News Sen. Oberacker Offers Insights on Regional Nursing Industry With Hartwick “Rock Stars”
New York State Senator Peter Oberacker (R) of the 51st district today joined two classes of Hartwick College nursing students and their faculty for a discussion on the state of the industry. The senator’s visit was his second in two years, and the first to combine students from the “Rural Health Nursing” and “Transition to Professional Practice: Health Policy” classes. It also continued the College’s annual tradition of hosting the area’s state senator each January for a visit with nursing students.
The opportunity to listen to and interact with the senator “is important for our students to understand they have a voice, and why they need to use it,” said Nursing Department Chair Pat Grust. Also, learning first-hand about the legal and regulatory issues affecting their industry is as important as the skills the nurses will develop in the classroom or the lab, she said.
President Darren Reisberg offered introductory remarks in support of the simulation bill introduced in the NY State Senate (S447), and the importance of public service in our world today.
Clinical Assistant Professor of Nursing Lisa Depperman then introduced Oberacker, who then spent an hour and a half speaking about nursing issues in his district and answered questions from the roughly 90 aspiring healthcare “rock stars who keep rural areas safe” before him in Anderson Theatre.

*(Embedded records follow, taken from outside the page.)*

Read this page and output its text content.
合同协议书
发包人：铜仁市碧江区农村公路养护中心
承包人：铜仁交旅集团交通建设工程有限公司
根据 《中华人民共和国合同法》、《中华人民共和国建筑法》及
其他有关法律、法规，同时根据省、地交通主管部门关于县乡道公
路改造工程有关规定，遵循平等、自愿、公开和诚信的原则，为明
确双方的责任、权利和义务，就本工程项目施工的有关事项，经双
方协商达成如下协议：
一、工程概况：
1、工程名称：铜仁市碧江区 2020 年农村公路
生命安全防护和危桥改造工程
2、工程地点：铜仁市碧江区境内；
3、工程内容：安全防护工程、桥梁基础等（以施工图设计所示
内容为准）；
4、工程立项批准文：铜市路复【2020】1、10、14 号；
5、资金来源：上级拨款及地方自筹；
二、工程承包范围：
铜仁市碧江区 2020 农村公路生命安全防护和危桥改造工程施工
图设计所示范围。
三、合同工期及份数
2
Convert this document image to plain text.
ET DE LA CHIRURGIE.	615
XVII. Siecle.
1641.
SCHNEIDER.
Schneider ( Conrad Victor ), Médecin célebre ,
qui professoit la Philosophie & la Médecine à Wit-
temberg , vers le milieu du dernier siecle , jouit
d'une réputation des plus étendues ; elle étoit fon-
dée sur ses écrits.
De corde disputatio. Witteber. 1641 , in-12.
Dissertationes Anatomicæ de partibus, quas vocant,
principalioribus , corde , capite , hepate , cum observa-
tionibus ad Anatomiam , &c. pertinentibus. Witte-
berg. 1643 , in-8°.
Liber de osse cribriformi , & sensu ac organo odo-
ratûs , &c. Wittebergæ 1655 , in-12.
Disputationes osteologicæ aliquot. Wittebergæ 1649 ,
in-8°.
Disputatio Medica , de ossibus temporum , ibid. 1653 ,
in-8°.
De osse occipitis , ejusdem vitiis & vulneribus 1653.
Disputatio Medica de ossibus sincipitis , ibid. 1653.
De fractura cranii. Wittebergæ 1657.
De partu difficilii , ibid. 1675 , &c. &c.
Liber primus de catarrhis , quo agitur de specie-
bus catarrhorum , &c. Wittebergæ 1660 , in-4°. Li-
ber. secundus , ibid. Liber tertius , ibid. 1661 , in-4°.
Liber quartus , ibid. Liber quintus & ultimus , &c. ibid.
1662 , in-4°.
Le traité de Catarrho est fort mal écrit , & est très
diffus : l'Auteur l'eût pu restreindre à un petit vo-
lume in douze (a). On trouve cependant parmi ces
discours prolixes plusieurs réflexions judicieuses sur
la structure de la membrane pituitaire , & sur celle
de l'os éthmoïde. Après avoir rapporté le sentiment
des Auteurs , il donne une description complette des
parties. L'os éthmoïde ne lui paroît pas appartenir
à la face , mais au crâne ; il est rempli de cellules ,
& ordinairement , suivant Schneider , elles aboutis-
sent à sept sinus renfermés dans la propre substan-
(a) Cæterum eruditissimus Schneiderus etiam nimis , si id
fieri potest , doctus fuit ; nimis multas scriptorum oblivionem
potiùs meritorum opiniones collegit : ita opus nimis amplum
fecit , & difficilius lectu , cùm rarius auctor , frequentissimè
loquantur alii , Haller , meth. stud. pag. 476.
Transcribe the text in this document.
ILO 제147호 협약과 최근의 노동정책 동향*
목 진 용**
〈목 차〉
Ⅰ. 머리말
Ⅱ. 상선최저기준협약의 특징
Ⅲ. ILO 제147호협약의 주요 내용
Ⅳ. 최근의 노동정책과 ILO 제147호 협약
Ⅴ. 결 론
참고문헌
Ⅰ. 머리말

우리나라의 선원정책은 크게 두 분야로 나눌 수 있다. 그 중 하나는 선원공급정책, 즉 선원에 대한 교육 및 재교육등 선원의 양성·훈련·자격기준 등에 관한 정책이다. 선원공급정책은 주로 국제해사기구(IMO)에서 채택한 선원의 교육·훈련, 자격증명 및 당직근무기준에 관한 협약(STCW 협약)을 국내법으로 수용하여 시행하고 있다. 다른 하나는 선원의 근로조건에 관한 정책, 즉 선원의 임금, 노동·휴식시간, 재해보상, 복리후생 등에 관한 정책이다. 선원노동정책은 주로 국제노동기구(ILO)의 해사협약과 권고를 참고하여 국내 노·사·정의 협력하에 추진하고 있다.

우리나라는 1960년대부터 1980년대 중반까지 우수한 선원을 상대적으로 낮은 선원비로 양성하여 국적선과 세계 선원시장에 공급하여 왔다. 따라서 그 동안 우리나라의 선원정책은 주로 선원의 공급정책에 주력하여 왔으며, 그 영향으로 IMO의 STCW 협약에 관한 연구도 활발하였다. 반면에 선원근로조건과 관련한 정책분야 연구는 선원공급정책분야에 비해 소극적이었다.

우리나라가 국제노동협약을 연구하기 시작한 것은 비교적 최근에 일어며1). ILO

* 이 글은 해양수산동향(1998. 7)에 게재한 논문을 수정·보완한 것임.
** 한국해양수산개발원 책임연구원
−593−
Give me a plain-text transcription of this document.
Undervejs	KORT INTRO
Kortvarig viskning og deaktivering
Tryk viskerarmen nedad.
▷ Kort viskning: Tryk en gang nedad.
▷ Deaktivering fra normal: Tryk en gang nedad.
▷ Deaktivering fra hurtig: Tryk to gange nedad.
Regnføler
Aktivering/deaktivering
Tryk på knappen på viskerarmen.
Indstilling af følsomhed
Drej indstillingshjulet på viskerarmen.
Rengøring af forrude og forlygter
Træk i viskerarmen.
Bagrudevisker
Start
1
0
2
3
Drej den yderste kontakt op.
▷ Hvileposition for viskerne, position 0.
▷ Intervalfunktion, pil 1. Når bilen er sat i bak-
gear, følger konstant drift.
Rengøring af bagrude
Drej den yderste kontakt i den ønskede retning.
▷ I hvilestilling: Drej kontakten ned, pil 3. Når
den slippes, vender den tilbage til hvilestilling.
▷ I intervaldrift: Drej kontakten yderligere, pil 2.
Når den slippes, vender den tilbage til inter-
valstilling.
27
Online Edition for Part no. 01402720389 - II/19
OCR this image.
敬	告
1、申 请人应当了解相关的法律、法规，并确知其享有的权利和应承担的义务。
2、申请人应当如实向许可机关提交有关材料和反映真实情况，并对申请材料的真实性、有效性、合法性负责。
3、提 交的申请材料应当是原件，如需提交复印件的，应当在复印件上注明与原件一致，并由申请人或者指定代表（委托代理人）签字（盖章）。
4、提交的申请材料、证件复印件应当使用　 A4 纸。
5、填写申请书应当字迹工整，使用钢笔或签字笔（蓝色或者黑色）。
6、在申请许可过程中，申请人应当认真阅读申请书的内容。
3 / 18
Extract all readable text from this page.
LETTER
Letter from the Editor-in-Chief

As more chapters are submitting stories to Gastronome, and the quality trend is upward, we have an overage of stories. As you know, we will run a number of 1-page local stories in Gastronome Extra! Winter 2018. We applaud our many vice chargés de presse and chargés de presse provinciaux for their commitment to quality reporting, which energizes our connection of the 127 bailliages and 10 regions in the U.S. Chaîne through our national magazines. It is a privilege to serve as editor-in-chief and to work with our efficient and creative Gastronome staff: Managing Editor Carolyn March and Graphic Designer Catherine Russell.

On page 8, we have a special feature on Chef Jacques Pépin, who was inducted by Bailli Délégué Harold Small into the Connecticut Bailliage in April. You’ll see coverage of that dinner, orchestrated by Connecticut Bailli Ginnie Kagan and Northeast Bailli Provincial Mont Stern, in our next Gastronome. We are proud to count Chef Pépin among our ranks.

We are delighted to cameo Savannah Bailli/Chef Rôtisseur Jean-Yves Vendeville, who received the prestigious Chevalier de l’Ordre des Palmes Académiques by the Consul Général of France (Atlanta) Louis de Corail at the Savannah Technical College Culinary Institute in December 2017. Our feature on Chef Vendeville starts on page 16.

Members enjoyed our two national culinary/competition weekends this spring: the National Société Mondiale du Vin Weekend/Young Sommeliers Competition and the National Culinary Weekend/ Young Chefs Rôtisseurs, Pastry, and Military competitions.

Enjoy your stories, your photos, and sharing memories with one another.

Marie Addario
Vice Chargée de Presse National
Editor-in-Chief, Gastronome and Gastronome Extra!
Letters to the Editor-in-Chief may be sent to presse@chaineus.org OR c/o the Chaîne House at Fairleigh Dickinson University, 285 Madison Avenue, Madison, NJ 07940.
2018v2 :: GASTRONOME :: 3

After briefly discussing his background (he is also an EMT), and why he has a specific interest in supporting the industry in the region, he discussed his concerns and goals for affecting change during his term. Telehealth/telemedicine, mental healthcare, and school-based health centers are his top healthcare issues, he said, before shifting to a discussion of what should happen with state budget funding to address these areas.
During the Q&A session, students offered thoughtful and curious questions, covering a wide range of issues. Support for simulation lab training (he was “majorly impressed” with Hartwick’s facilities); staffing shortages; the current nursing strike at Mount Sinai Hospital in New York City; and multi-state licensure requirements were among the topics put to the senator.
As his time allotment came and went, he welcomed the students to come to his office to discuss these issues further, making it clear he has a vested interest in seeing the next classes of Hartwick nursing student “warriors” succeed.